Другой случай в еще большей мере повлиял на мои опасения, направив их в сторону Гоморры. На пляже я увидел молодую красивую женщину, стройную и бледную, из глаз которой исходили лучи света, геометрически столь правильные, что взгляды ее наводили на мысль о некоем созвездии. Я подумал о том, насколько эта девушка красивее Альбертины, и что много разумнее было бы отказаться от последней. На лице этой красивой молодой женщины оставил свои следы незримый резец жизни, полной большой низости, жизни, где никогда не брезгали пошлыми средствами, так что глазам, все-таки более благородным, чем самое лицо, суждено было отражать только вожделения и чувственные желания.

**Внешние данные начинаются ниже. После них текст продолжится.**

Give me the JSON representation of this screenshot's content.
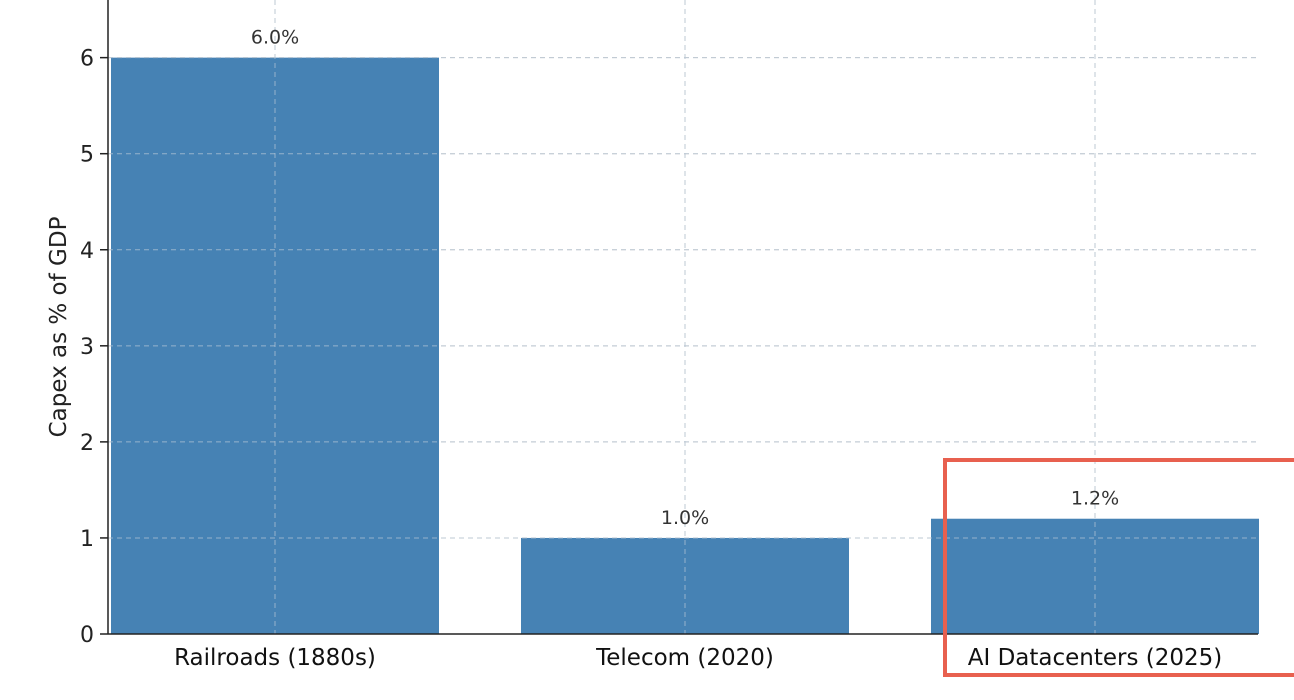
{
  "chart_data": {
    "type": "bar",
    "categories": [
      "Railroads (1880s)",
      "Telecom (2020)",
      "AI Datacenters (2025)"
    ],
    "values": [
      6.0,
      1.0,
      1.2
    ],
    "data_labels": [
      "6.0%",
      "1.0%",
      "1.2%"
    ],
    "title": "",
    "xlabel": "",
    "ylabel": "Capex as % of GDP",
    "ylim": [
      0,
      6.6
    ],
    "yticks": [
      0,
      1,
      2,
      3,
      4,
      5,
      6
    ],
    "ytick_labels": [
      "0",
      "1",
      "2",
      "3",
      "4",
      "5",
      "6"
    ],
    "grid": true,
    "bar_color": "#4682b4",
    "highlight": {
      "category": "AI Datacenters (2025)",
      "color": "#e8604f"
    }
  }
}
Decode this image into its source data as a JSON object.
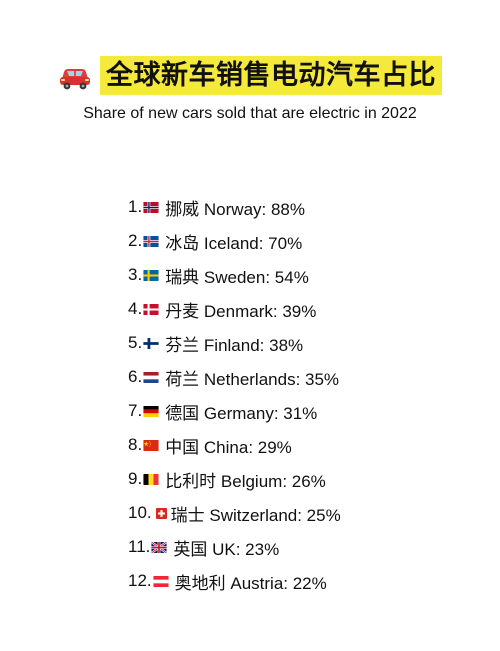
{
  "header": {
    "title": "全球新车销售电动汽车占比",
    "title_icon": "red-car-icon",
    "highlight_color": "#f5ea3b",
    "subtitle": "Share of new cars sold that are electric in 2022"
  },
  "ranking": [
    {
      "rank": "1.",
      "flag": "norway-flag-icon",
      "text": "挪威 Norway: 88%",
      "share_percent": 88
    },
    {
      "rank": "2.",
      "flag": "iceland-flag-icon",
      "text": "冰岛 Iceland: 70%",
      "share_percent": 70
    },
    {
      "rank": "3.",
      "flag": "sweden-flag-icon",
      "text": "瑞典 Sweden: 54%",
      "share_percent": 54
    },
    {
      "rank": "4.",
      "flag": "denmark-flag-icon",
      "text": "丹麦 Denmark: 39%",
      "share_percent": 39
    },
    {
      "rank": "5.",
      "flag": "finland-flag-icon",
      "text": "芬兰 Finland: 38%",
      "share_percent": 38
    },
    {
      "rank": "6.",
      "flag": "netherlands-flag-icon",
      "text": "荷兰 Netherlands: 35%",
      "share_percent": 35
    },
    {
      "rank": "7.",
      "flag": "germany-flag-icon",
      "text": "德国 Germany: 31%",
      "share_percent": 31
    },
    {
      "rank": "8.",
      "flag": "china-flag-icon",
      "text": "中国 China: 29%",
      "share_percent": 29
    },
    {
      "rank": "9.",
      "flag": "belgium-flag-icon",
      "text": "比利时 Belgium: 26%",
      "share_percent": 26
    },
    {
      "rank": "10.",
      "flag": "switzerland-flag-icon",
      "text": " 瑞士 Switzerland: 25%",
      "share_percent": 25
    },
    {
      "rank": "11.",
      "flag": "uk-flag-icon",
      "text": "英国 UK: 23%",
      "share_percent": 23
    },
    {
      "rank": "12.",
      "flag": "austria-flag-icon",
      "text": "奥地利 Austria: 22%",
      "share_percent": 22
    }
  ]
}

Но вот на другой день в казино, где эта молодая женщина находилась на большом расстоянии от нас, я заметил, что она все время направляет на Альбертину перемежающиеся и перемещающиеся лучи своих взглядов. Можно было бы сказать, что она подает ей знаки, подобные огням, зажигающимся на маяке. Меня мучило, что моя приятельница может увидеть, какое на нее обращают внимание, я опасался, как бы эти все вновь и вновь загорающиеся взгляды не оказались условным знаком, сообщающим ей о любовном свидании, которое состоится завтра. Кто знает? Это свидание, может быть, не первое. Ведь не исключено, что молодая женщина с лучистыми глазами уже и раньше бывала в Бальбеке. Быть может, она потому осмеливается подавать ей эти сверкающие сигналы, что Альбертина уже уступила ее желаниям или желаниям какой-нибудь ее подруги. Если так, они не только требовали чего-то в настоящем, они в то же время ссылались на счастливые часы, принадлежащие прошлому.
В таком случае это свидание не должно было, наверно, быть первым, а являлось продолжением других таких же встреч, происходивших в другие годы. И действительно взгляды эти не спрашивали: «Хочешь ли?» Молодая женщина, едва только заметила Альбертину, повернулась к ней лицом и направила на нее свои сверкающие взгляды, отягощенные бременем памяти, — так, словно она боялась и с изумлением ждала, что моя приятельница не вспомнит. Альбертина, прекрасно видевшая ее, сохранила флегматическую неподвижность, так что дама, проявив такую же сдержанность, к какой бывает вынужден мужчина, когда видит свою бывшую возлюбленную в обществе нового любовника, перестала на нее глядеть и в дальнейшем уже не занималась ею, словно ее никогда и не существовало.